Everything and anything someone was willing to throw our way was accepted as though we were in need.
Today, the three children now grown into a teacher, lawyer and analyst earn enough to keep the family afloat. Yet, I will always feel like we are in need.
My mother cannot throw things away. Even now, she will hold onto used shampoo bottles, or just keep them in the bathroom for months after use. Be it ice-cream boxes and even the little margarine boxes to store excess food, she collects them. I don’t even notice the mess anymore.
This house is not just a mess; it is, to me, a permanent reminder of a lack. The oodles of stuff- useless stuff- meant we never felt like we had enough, so we had to “hold on” to half-good and expired things.
What’s kind of awful is that our family now “gifts” to those around us “in need” as we received them. Our old clothes go to the daily help. My not- to- be- worn- anymore “good” clothes go to our nieces. Even in the giving, there’s a twisted hierarchy — I’m ashamed to say.
I have mixed feelings about this generosity. Giving also involves a kind of ‘well-meaning pity’ and my mother, with a heart of true gold, indulges in this habit.
You may argue, that to those in need, pity is irrelevant, and that it is the fulfilment of material necessities that’s important.
But what if I learned to save my pocket money to buy a nice saree instead of running to my friend to borrow one? What if we took care of our things better because there was no such influx of abundant, but faded, second hand things? What if we were happy with the little we had, with what we earned ourselves, rather than a guilt and obligation forged because of the vast generosity that plagued our lives?
I’m thankful to those, especially family, who rallied around us so we never ever went hungry. Not one day. Yet, I can’t help but wonder if a few hungry days would have meant more dignity and perseverance to work ourselves out of “being in need”. It is never the fault of the giver but rather on us, the accepters, for complying, for taking the easy route when on occasion we could have graciously declined and suffered a little more.
It’s important what we accept into our lives because we tell stories through the things we give and get.

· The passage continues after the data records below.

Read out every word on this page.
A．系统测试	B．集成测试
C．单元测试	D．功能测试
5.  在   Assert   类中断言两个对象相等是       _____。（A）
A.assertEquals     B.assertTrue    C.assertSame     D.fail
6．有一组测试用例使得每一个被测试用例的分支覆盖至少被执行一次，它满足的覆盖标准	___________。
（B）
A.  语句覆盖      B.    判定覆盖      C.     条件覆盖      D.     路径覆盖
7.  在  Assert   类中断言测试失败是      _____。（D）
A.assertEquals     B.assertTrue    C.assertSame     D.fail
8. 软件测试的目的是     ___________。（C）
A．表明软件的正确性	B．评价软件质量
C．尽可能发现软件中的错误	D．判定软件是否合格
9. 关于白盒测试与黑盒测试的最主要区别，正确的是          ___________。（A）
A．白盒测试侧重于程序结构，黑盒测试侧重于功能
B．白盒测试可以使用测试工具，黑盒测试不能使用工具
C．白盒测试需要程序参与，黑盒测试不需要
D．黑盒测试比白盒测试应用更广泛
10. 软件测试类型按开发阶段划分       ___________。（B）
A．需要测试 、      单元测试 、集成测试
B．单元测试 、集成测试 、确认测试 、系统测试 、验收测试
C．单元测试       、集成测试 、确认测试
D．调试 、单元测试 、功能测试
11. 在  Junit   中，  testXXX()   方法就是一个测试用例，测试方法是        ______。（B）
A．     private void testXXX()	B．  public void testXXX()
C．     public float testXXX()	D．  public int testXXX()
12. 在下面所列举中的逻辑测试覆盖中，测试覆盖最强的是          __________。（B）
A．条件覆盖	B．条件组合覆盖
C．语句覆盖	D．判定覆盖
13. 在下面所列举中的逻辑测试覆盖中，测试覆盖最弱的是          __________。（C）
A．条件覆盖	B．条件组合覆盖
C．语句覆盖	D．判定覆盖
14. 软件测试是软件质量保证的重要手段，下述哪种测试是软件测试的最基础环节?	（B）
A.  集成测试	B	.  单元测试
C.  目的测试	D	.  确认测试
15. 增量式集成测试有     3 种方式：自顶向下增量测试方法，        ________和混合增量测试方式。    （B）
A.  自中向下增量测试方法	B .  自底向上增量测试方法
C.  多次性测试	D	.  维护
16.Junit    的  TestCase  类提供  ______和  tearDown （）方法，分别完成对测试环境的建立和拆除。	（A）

Some (healthy) people have no such qualms; they take left-overs home, they accept old but useful things and they are happy to receive from someone’s free flowing generosity. Done and dusted.
But to some of us, for whom being in need was a story told through our things, it is hard. It becomes hard to accept a ride home for free; it’s hard to accept a gift of an extra eye-liner; it’s hard to ask for “some cake for home”, simply because it’s a reminder of the days we did not have and were dependent on the kindness of others.
Today, my fiancé brought me a few sachets of hot-chocolate, only because I was feeling down. Instinctively, the ghost like reminder that these sachets had to be rationed irked me and I felt his “gifts” were laced with pity for a “poor” girl who never gets to have this. However, I consciously unlearned that reaction and told myself “he’s just trying to make you feel better, not poorer.”
I don’t hope to take these toxic traditions into our new life, just the lessons.